PulsarReadOnlyBookies #
Observing Readonly Bookies
Alert Rule
alert: PulsarReadOnlyBookies
annotations:
description: |-
Observing Readonly Bookies
VALUE = {{ $value }}
LABELS = {{ $labels }}
runbook: https://srerun.github.io/prometheus-alerts/runbooks/pulsar-internal/pulsarreadonlybookies/
summary: Pulsar read only bookies (instance {{ $labels.instance }})
expr: count(bookie_SERVER_STATUS{} == 0) by (pod)
for: 5m
labels:
severity: critical
Here is a runbook for the PulsarReadOnlyBookies
alert:
Meaning #
This alert is triggered when one or more Pulsar bookies are in a read-only state. Bookies are responsible for storing and serving data in a Pulsar cluster. When a bookie is in read-only mode, it cannot accept new writes, which can lead to data loss and inconsistencies.
Impact #
The impact of this alert is critical, as it can cause:
- Data loss or inconsistencies due to the inability to write to the affected bookies
- Reduced cluster availability and performance
- Potential data corruption or inconsistencies
Diagnosis #
To diagnose the issue, follow these steps:
- Check the Pulsar cluster logs for any errors or warnings related to the affected bookie(s)

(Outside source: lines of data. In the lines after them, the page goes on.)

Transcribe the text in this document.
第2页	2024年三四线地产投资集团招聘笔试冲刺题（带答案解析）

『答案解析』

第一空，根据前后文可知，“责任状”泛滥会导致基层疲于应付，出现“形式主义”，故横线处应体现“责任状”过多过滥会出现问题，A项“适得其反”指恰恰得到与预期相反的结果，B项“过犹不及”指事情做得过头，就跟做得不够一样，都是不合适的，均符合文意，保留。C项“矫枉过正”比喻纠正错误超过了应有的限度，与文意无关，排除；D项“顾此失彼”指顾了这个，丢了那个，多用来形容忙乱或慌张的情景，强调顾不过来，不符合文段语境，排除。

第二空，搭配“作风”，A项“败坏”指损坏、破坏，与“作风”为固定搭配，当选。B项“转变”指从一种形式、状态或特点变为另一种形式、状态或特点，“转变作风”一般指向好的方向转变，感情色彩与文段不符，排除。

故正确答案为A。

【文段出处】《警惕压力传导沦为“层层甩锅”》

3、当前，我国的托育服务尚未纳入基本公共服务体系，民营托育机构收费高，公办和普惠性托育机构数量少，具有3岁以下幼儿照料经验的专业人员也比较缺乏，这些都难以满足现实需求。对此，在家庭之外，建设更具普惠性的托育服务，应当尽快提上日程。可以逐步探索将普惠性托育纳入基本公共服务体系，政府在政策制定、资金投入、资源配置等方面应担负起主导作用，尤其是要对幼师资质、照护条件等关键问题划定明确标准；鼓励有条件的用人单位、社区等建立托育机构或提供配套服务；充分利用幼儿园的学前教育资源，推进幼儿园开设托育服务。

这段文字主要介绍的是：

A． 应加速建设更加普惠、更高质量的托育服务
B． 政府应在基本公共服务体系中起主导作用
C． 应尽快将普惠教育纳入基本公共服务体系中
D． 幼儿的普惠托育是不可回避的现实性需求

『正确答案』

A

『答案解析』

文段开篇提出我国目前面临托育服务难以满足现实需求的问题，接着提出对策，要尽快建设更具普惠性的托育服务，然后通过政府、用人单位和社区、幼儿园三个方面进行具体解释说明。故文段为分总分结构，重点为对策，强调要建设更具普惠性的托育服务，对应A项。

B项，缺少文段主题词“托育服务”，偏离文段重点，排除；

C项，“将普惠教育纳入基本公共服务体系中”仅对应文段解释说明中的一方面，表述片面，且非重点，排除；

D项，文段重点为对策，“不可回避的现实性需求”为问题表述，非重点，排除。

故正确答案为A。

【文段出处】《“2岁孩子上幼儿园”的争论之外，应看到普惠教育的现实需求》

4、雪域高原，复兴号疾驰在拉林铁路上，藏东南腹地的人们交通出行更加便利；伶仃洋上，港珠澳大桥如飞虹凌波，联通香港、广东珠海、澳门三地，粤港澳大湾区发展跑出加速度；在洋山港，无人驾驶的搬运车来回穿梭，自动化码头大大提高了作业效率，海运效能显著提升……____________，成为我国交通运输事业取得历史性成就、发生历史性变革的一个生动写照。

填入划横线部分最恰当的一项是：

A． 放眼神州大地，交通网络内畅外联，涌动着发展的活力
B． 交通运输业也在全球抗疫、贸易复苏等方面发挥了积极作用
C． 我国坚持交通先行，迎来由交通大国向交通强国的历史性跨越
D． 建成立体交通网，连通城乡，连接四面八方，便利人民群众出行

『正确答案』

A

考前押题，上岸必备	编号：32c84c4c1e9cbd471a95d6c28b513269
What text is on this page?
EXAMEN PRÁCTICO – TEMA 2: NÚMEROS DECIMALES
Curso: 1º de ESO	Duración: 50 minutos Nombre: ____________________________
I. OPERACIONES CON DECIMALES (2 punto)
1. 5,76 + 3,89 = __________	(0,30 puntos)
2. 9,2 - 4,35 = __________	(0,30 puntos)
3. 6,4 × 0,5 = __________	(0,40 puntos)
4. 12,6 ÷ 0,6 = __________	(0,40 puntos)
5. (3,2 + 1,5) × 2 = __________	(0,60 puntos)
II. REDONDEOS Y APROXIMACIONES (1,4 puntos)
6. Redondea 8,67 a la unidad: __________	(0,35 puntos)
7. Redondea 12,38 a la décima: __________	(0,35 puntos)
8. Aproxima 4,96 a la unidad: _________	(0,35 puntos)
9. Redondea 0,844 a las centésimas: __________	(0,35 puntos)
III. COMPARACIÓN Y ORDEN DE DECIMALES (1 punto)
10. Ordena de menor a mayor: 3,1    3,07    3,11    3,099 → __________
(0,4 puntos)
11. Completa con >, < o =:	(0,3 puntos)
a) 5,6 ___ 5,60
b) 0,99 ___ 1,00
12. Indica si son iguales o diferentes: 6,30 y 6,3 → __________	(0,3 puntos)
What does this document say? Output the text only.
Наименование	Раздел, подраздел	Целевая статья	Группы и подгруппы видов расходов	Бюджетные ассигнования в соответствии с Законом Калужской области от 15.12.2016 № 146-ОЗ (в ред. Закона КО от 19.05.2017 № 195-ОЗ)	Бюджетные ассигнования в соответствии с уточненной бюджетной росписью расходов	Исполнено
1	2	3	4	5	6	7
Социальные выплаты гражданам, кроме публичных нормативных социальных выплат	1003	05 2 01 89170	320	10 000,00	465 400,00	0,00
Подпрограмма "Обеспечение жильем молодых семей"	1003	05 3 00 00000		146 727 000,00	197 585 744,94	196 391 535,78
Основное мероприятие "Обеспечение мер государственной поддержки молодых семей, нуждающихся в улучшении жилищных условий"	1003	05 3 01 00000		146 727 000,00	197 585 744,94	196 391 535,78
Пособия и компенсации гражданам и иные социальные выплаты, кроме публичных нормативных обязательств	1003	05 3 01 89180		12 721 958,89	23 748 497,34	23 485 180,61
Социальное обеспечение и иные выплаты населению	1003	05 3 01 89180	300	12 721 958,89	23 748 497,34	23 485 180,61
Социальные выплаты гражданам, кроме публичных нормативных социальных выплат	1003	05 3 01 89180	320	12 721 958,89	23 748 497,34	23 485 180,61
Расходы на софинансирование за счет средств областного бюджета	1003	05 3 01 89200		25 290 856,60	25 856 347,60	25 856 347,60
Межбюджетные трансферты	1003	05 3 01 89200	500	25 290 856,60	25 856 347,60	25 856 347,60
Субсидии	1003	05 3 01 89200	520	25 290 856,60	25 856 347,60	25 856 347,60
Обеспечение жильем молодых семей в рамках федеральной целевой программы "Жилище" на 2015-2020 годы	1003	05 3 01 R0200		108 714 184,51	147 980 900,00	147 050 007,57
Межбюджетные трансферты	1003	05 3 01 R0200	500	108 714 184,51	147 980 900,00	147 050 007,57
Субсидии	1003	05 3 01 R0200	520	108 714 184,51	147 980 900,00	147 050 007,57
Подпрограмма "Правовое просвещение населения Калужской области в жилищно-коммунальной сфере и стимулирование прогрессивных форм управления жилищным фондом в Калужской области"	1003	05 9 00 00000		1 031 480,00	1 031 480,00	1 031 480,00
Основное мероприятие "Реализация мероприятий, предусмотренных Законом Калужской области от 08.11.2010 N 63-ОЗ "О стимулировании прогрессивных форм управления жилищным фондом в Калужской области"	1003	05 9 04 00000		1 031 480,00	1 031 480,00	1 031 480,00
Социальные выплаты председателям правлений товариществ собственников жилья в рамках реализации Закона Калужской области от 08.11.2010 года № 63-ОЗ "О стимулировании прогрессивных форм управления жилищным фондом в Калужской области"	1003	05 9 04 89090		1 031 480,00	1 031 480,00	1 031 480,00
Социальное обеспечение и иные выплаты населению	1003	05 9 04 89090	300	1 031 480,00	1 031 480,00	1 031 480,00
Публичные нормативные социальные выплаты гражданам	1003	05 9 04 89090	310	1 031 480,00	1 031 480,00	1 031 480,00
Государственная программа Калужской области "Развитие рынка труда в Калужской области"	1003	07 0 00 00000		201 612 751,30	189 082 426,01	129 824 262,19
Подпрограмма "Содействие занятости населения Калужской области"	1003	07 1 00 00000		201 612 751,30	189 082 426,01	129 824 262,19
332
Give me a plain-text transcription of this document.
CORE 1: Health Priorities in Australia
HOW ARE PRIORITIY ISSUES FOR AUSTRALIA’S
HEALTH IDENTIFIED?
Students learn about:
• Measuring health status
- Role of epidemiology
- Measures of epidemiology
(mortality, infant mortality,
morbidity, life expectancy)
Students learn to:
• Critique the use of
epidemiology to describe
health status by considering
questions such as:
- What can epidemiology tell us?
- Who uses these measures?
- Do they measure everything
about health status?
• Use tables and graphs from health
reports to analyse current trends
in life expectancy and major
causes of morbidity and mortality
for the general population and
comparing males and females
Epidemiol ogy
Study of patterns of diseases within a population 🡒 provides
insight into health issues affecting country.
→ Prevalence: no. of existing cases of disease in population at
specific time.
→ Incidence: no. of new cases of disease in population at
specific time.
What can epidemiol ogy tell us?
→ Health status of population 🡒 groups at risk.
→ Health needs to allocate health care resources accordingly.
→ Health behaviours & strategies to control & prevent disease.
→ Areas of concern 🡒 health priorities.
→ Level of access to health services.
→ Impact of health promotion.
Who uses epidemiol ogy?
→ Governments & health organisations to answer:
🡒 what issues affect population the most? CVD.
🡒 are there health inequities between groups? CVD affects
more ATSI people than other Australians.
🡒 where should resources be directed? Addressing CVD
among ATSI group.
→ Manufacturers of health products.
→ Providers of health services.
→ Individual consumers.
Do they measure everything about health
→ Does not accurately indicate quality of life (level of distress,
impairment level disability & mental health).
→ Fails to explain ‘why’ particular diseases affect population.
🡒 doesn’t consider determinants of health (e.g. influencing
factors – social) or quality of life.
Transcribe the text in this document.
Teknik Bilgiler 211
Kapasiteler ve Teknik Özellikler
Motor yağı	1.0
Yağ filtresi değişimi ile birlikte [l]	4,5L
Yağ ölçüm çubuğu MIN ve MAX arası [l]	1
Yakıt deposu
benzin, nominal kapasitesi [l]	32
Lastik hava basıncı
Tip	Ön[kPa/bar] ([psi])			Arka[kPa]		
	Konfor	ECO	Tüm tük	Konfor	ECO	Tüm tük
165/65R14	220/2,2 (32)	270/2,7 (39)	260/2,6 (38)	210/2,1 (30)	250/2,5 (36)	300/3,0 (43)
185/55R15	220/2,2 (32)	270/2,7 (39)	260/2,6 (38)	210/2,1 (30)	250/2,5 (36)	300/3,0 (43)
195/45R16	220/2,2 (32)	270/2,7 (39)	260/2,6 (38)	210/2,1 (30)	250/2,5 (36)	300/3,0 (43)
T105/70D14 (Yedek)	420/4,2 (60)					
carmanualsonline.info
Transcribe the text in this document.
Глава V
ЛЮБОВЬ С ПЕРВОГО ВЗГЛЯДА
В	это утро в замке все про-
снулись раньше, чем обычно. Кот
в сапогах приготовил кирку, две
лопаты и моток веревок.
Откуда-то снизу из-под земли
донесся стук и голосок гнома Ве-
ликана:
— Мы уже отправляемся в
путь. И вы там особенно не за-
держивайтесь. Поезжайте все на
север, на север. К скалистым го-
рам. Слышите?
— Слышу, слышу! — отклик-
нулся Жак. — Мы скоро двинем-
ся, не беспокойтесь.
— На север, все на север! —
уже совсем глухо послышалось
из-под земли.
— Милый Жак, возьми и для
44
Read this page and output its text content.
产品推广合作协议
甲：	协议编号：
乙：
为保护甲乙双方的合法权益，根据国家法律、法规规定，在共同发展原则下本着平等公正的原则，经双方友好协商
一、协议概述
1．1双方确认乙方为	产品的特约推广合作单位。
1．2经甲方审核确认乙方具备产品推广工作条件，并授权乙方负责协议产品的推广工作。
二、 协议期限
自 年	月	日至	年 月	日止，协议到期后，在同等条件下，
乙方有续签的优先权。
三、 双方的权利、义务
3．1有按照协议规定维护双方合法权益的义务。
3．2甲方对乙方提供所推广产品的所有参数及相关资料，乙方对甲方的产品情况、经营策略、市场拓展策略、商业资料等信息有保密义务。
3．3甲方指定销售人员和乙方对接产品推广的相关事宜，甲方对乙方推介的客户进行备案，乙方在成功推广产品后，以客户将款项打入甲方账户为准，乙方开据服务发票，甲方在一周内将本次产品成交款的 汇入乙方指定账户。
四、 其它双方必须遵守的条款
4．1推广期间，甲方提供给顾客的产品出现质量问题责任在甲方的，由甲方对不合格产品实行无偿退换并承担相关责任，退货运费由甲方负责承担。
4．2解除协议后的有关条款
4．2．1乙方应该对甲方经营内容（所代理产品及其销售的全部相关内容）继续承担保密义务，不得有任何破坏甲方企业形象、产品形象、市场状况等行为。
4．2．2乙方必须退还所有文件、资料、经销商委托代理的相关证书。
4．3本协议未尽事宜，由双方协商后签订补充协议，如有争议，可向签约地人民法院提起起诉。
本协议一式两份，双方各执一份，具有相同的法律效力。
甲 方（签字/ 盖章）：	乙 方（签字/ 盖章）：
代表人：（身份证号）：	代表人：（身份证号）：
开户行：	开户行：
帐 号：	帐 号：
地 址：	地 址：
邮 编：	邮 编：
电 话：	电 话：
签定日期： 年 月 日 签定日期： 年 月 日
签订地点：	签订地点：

- Verify the bookie’s configuration and disk usage to ensure that it is not running out of disk space
- Check the network connectivity between the affected bookie and other nodes in the cluster
- Verify that the bookie is not experiencing high CPU or memory usage
- Check the Pulsar cluster’s metrics to see if there are any other indicators of issues, such as high latency or error rates
Mitigation #
To mitigate the issue, follow these steps:
- Identify the affected bookie(s) and investigate the cause of the read-only state
- If the issue is caused by disk space constraints, free up disk space or add additional storage capacity
- If the issue is caused by a configuration error, correct the configuration and restart the affected bookie
- If the issue is caused by network connectivity issues, resolve the network issues and restart the affected bookie
- If the issue is caused by high resource usage, investigate and resolve the underlying cause, and restart the affected bookie
- Once the issue is resolved, verify that the bookie is no longer in read-only mode and that the cluster is functioning normally.